Binnen het gebiedsspecifiek beleid kunnen afwijkende lokale beleidskeuzes worden gemaakt die afwijken van het generiek kader, waaronder het vaststellen van Lokale Maximale Waarden (LMW). LMW zijn gebiedsspecifieke toepassingsnormen die afgeleid zijn van de plaatselijk voorkomende concentraties en daarmee afwijken van het generieke kader. Daarbij is tevens een toetsing van o.a. milieuhygiënische risico's nodig en is het mogelijk om licht verontreinigde grond die vrij is gekomen in een licht verontreinigde zone elders in diezelfde of een andere zone met een vergelijkbare of mindere kwaliteit toe te passen, mits sprake is van Standstill op gebiedsniveau. De verhoogde LMW gelden daarbij alleen voor grond en bagger uit het eigen bodembeheersgebied. De belangrijkste randvoorwaarde hierbij is dat de hergebruikte grond van gelijke of betere kwaliteit dient te zijn dan de kwaliteit van de ontvangende bodem. (zie Hoofdstuk 4 en de bijlagen 5 tot en met 8 uit de Nota Bodembeheer Gemeente Goes).

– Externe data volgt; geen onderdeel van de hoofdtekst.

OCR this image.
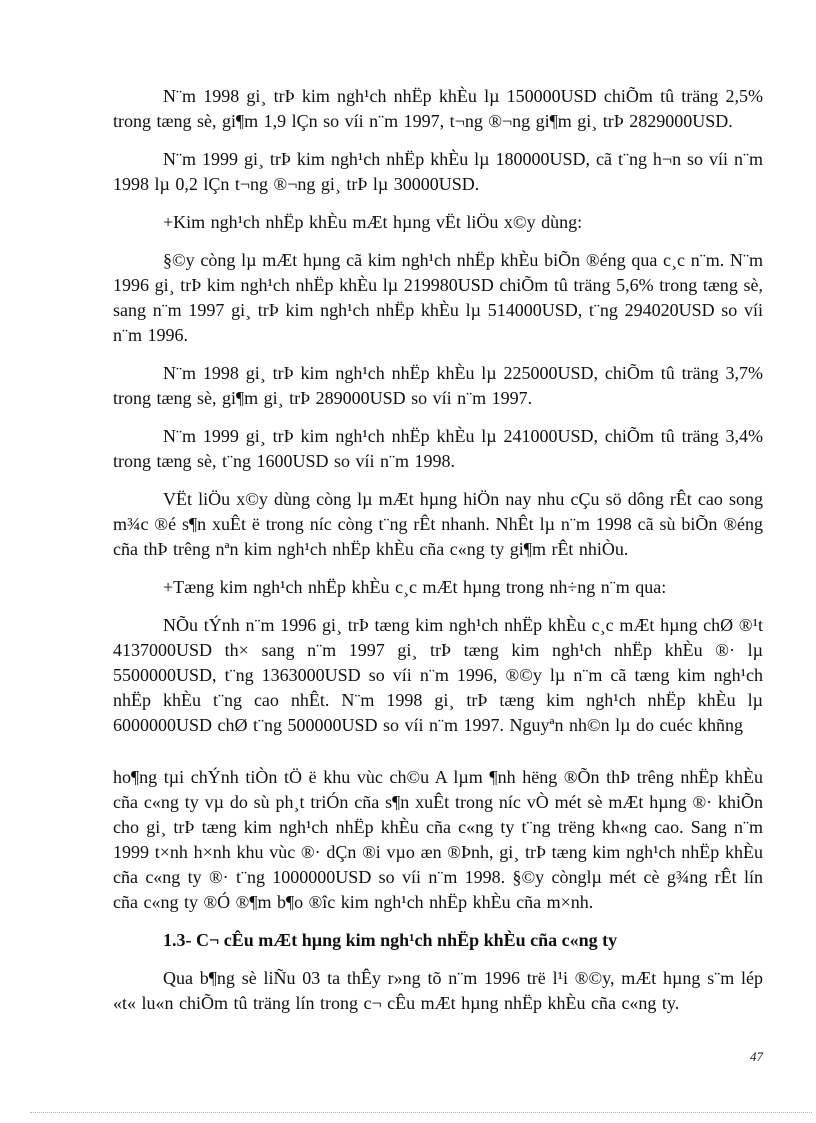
N¨m 1998 gi¸ trÞ kim ngh¹ch nhËp khÈu lµ 150000USD chiÕm tû träng 2,5% trong tæng sè, gi¶m 1,9 lÇn so víi n¨m 1997, t¬ng ®¬ng gi¶m gi¸ trÞ 2829000USD.

N¨m 1999 gi¸ trÞ kim ngh¹ch nhËp khÈu lµ 180000USD, cã t¨ng h¬n so víi n¨m 1998 lµ 0,2 lÇn t¬ng ®¬ng gi¸ trÞ lµ 30000USD.

+Kim ngh¹ch nhËp khÈu mÆt hµng vËt liÖu x©y dùng:

§©y còng lµ mÆt hµng cã kim ngh¹ch nhËp khÈu biÕn ®éng qua c¸c n¨m. N¨m 1996 gi¸ trÞ kim ngh¹ch nhËp khÈu lµ 219980USD chiÕm tû träng 5,6% trong tæng sè, sang n¨m 1997 gi¸ trÞ kim ngh¹ch nhËp khÈu lµ 514000USD, t¨ng 294020USD so víi n¨m 1996.

N¨m 1998 gi¸ trÞ kim ngh¹ch nhËp khÈu lµ 225000USD, chiÕm tû träng 3,7% trong tæng sè, gi¶m gi¸ trÞ 289000USD so víi n¨m 1997.

N¨m 1999 gi¸ trÞ kim ngh¹ch nhËp khÈu lµ 241000USD, chiÕm tû träng 3,4% trong tæng sè, t¨ng 1600USD so víi n¨m 1998.

VËt liÖu x©y dùng còng lµ mÆt hµng hiÖn nay nhu cÇu sö dông rÊt cao song m¾c ®é s¶n xuÊt ë trong níc còng t¨ng rÊt nhanh. NhÊt lµ n¨m 1998 cã sù biÕn ®éng cña thÞ trêng nªn kim ngh¹ch nhËp khÈu cña c«ng ty gi¶m rÊt nhiÒu.

+Tæng kim ngh¹ch nhËp khÈu c¸c mÆt hµng trong nh÷ng n¨m qua:

NÕu tÝnh n¨m 1996 gi¸ trÞ tæng kim ngh¹ch nhËp khÈu c¸c mÆt hµng chØ ®¹t 4137000USD th× sang n¨m 1997 gi¸ trÞ tæng kim ngh¹ch nhËp khÈu ®· lµ 5500000USD, t¨ng 1363000USD so víi n¨m 1996, ®©y lµ n¨m cã tæng kim ngh¹ch nhËp khÈu t¨ng cao nhÊt. N¨m 1998 gi¸ trÞ tæng kim ngh¹ch nhËp khÈu lµ 6000000USD chØ t¨ng 500000USD so víi n¨m 1997. Nguyªn nh©n lµ do cuéc khñng

ho¶ng tµi chÝnh tiÒn tÖ ë khu vùc ch©u A lµm ¶nh hëng ®Õn thÞ trêng nhËp khÈu cña c«ng ty vµ do sù ph¸t triÓn cña s¶n xuÊt trong níc vÒ mét sè mÆt hµng ®· khiÕn cho gi¸ trÞ tæng kim ngh¹ch nhËp khÈu cña c«ng ty t¨ng trëng kh«ng cao. Sang n¨m 1999 t×nh h×nh khu vùc ®· dÇn ®i vµo æn ®Þnh, gi¸ trÞ tæng kim ngh¹ch nhËp khÈu cña c«ng ty ®· t¨ng 1000000USD so víi n¨m 1998. §©y cònglµ mét cè g¾ng rÊt lín cña c«ng ty ®Ó ®¶m b¶o ®îc kim ngh¹ch nhËp khÈu cña m×nh.

1.3- C¬ cÊu mÆt hµng kim ngh¹ch nhËp khÈu cña c«ng ty

Qua b¶ng sè liÑu 03 ta thÊy r»ng tõ n¨m 1996 trë l¹i ®©y, mÆt hµng s¨m lép «t« lu«n chiÕm tû träng lín trong c¬ cÊu mÆt hµng nhËp khÈu cña c«ng ty.

47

In de Nota Bodembeheer staat voor de verschillende bodemkwaliteitszones aangegeven welke bewijsmiddelen (bijvoorbeeld partijkeuringen of toetsing aan de Bkk) noodzakelijk zijn bij hergebruik in diezelfde of in andere zones. Op basis van de aangetroffen concentraties is gemeente Goes verdeeld in 3 kwaliteitszones, te weten Achtergrondwaarde, Wonen en Industrie. Daarnaast is, i.v.m. de aanwezigheid van bepaalde slecht afbreekbare bestrijdingsmiddelen, onderscheid gemaakt tussen de gebieden met boomgaarden die respectievelijk voor en na 1980 aanwezig waren/zijn.

Toetsing

Beleidskader

Op basis van de Nota bodembeheer gemeente Goes heeft het plangebied de bodemfunctie Wonen.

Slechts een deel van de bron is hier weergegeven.